For type I diabetes, insulin is the
only treatment option. For type II diabetes, on the other hand, lifestyle
changes, like weight loss and exercise, along with a healthy diet and oral anti-diabetic
medications, like metformin and several other classes can sometimes be enough
to reverse some of that insulin resistance and keep blood sugar levels in
check.
However, if oral anti-diabetic
medications fail, type II diabetes can also be treated with insulin. Something
to bear in mind is that insulin treatment comes with a risk of hypoglycemia, especially
if insulin is taken without a meal. Symptoms of hypoglycemia can be mild, like
weakness, hunger, and shaking, but they can progress to loss of consciousness and
seizures in severe cases. In mild cases, drinking juices, or eating candy, or
sugar, maybe enough to bring blood sugar up. But in severe cases, intravenous
glucose should be given as soon as possible. The FDA has also recently approved
intranasal glucagon as a treatment for severe hypoglycemia.
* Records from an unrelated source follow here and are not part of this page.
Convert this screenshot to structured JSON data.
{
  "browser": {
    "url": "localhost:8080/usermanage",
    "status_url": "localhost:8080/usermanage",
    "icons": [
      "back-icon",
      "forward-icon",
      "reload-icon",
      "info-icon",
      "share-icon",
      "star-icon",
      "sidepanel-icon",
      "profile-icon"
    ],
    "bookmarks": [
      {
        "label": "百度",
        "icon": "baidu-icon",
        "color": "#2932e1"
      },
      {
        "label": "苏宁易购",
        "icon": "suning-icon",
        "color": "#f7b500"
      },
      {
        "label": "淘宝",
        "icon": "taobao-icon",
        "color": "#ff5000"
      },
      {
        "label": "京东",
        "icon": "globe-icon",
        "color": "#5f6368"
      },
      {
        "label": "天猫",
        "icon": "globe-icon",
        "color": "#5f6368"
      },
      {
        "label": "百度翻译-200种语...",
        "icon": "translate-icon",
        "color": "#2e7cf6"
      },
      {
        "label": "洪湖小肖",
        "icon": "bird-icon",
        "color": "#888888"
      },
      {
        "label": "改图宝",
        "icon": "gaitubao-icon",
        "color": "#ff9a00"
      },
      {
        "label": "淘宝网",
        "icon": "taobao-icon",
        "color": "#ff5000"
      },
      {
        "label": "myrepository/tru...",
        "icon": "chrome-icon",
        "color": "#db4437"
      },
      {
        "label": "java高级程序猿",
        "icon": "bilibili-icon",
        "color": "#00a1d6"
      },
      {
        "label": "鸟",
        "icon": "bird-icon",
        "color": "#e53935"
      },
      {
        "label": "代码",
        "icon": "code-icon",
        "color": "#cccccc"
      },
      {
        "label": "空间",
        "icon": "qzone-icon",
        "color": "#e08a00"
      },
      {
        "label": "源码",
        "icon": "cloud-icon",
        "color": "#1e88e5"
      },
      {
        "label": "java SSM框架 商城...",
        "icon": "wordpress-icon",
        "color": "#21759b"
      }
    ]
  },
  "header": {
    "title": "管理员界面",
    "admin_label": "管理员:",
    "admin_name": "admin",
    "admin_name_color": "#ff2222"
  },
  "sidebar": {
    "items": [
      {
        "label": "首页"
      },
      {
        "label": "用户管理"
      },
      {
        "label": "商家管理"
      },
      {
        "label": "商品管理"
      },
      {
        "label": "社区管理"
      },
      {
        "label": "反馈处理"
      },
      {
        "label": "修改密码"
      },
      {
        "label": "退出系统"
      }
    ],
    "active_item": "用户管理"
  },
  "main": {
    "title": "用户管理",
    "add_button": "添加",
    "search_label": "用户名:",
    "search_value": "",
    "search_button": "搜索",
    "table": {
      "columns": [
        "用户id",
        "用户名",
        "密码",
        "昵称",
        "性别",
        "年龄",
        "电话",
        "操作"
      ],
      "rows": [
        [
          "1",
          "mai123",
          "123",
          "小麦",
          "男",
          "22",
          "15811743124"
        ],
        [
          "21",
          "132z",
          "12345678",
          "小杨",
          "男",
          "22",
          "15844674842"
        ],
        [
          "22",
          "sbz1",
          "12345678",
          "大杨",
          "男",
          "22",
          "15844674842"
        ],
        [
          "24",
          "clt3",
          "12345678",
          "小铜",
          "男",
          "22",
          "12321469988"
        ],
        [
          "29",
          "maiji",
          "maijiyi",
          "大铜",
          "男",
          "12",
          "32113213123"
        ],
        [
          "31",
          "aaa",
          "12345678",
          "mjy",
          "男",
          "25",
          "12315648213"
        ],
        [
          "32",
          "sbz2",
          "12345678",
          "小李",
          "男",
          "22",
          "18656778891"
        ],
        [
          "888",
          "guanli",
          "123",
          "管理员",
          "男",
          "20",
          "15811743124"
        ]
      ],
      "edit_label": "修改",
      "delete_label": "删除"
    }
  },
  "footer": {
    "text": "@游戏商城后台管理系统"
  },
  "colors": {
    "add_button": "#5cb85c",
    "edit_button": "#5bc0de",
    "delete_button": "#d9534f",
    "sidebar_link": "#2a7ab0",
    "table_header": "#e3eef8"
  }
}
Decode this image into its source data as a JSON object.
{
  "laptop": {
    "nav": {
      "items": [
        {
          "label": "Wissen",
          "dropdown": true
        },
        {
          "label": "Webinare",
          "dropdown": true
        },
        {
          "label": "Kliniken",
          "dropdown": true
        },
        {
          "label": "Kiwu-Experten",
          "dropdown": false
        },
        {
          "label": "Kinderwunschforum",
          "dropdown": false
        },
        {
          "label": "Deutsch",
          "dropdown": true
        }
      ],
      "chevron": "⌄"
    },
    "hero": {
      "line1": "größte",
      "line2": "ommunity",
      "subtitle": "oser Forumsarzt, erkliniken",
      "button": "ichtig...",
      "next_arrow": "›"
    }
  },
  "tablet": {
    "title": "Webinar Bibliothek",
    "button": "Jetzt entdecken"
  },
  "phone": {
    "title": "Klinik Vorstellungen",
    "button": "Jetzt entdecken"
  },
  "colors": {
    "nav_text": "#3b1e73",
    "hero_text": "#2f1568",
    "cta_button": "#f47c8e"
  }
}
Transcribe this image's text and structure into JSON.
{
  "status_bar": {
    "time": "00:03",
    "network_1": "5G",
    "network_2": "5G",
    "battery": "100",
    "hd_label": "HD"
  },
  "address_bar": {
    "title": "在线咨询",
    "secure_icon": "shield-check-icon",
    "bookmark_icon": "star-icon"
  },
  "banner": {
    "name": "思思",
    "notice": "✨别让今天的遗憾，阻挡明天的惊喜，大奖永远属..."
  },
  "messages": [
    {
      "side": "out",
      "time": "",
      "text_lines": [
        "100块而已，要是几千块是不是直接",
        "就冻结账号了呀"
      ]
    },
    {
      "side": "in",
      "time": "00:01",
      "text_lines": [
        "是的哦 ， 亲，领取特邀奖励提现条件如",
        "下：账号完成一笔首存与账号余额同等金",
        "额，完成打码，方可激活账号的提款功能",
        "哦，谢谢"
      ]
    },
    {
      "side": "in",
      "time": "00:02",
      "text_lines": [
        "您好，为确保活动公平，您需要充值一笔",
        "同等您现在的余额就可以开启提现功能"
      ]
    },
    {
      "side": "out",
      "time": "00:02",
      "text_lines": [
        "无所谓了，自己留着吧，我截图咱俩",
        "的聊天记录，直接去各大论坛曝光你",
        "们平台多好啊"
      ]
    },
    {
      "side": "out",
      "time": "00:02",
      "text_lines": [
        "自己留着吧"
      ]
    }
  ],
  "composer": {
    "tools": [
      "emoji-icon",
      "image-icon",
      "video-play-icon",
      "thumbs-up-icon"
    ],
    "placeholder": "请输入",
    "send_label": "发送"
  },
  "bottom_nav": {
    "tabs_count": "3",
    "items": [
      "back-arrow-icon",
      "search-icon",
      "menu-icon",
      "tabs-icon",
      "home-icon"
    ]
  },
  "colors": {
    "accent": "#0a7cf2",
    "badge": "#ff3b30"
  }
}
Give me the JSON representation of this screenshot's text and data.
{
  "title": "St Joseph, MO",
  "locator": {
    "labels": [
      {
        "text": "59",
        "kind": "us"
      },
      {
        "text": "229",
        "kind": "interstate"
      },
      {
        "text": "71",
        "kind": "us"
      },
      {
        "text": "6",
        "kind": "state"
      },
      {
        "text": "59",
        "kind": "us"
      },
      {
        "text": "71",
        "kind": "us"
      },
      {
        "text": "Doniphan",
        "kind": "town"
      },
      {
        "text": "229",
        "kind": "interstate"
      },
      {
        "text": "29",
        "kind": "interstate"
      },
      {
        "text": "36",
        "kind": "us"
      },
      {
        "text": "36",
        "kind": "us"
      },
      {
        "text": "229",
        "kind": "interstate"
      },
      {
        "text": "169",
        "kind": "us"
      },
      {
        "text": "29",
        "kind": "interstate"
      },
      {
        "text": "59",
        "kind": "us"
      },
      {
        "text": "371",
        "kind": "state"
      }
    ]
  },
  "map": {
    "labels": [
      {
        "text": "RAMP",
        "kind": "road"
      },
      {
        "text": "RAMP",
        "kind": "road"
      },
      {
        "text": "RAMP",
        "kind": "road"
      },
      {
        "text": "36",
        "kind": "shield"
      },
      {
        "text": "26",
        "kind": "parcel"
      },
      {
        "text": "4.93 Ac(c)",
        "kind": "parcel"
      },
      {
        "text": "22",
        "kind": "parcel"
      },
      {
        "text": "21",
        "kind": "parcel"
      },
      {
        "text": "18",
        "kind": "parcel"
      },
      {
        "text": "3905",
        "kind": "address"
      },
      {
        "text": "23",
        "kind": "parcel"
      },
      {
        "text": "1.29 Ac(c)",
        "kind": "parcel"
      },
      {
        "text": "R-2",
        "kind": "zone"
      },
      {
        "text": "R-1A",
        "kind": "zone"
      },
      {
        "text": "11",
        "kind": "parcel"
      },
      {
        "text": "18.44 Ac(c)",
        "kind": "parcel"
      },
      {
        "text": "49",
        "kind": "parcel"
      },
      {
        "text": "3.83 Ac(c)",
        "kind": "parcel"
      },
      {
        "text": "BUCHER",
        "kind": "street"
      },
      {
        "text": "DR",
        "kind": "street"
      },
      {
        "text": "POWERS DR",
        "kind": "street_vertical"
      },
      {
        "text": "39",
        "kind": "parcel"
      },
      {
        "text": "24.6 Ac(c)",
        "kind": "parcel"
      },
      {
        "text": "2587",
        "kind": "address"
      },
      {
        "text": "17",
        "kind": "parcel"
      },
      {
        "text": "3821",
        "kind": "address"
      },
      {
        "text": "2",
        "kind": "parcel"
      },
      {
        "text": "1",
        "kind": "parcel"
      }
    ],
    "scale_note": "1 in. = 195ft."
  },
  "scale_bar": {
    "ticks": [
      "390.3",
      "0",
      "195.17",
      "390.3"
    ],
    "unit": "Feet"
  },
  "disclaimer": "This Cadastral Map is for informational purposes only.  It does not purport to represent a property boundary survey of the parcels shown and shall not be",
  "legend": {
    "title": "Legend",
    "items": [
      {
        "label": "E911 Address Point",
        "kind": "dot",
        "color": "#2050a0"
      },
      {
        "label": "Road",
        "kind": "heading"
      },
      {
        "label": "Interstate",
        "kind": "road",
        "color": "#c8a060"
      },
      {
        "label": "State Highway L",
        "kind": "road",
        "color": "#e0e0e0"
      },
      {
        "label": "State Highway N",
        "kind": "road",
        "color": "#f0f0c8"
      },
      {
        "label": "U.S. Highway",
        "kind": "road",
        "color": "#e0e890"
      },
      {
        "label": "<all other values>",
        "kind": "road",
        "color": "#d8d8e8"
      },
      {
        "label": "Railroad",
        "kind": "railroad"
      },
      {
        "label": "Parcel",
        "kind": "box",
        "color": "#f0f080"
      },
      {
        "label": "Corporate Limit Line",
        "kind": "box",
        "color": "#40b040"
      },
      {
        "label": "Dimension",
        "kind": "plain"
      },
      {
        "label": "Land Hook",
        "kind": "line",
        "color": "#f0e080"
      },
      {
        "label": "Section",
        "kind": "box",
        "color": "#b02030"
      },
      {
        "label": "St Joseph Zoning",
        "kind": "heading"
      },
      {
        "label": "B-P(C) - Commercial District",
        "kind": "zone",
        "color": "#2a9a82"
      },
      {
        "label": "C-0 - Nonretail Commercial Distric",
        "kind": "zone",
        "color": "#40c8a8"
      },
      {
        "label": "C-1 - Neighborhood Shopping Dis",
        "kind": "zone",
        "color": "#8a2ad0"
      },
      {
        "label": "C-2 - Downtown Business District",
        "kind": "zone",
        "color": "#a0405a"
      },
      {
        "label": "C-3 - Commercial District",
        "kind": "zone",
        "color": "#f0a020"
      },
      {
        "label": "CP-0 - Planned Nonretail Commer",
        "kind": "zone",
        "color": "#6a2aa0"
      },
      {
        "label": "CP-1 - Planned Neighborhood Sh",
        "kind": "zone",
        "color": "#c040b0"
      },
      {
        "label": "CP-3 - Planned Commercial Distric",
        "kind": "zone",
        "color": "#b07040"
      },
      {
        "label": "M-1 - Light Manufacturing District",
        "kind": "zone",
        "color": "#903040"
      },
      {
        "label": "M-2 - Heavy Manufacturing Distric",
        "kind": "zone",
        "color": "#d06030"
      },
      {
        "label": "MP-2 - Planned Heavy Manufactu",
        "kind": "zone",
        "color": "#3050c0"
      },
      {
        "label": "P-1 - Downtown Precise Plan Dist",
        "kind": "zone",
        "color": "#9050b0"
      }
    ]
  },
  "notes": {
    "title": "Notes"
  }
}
High glucose levels can cause damage
to tiny blood vessels, called the microvasculature. In arterioles, a process
called hyaline arteriolosclerosis where the walls of arterioles where develop hyaline deposits, these deposits of proteins, and these make them hard
and inflexible. In capillaries, the basement membrane can thicken and make it
hard for oxygen to easily move from the capillary to the tissues, causing
hypoxia. One of the most significant effects is that diabetes increases the
risk of medium and large arterial wall damage and subsequent atherosclerosis,
which can lead to heart attacks and strokes, major causes of morbidity and
mortality for patients with diabetes. In the eyes, diabetes can lead to
retinopathy, and evidence of that can be seen on a fundoscopic exam that shows
cotton wool spots or flare hemorrhages - and can eventually cause blindness. In
the kidneys, the afferent and efferent arterioles, as well as the glomerulus
itself can get damaged which can lead to a nephrotic syndrome that slowly
diminishes the kidney’s ability to filter blood over time - and can ultimately
lead to dialysis.
Diabetes can also affect the function of nerves, causing symptoms like a decrease in sensation in the toes and fingers, sometimes called a stocking-glove distribution, as well as causing the autonomic nervous system to malfunction, and that system controls a number of body functions - everything from sweating to passing gas. Finally, both the poor blood supply and nerve damage can lead to ulcers (typically on the feet) that don’t heal quickly and can get pretty severe, and need to be amputated. These are some of the complications of uncontrolled diabetes, which is why it’s so important to, diagnose and control diabetes through a healthy lifestyle, medications to reduce insulin resistance, and even insulin therapy if beta cells have been exhausted. While type 1diabetes cannot be prevented, type 2 diabetes can.
In fact, many people with diabetes
can control their blood sugar levels really effectively and live a full and
active life without any complications.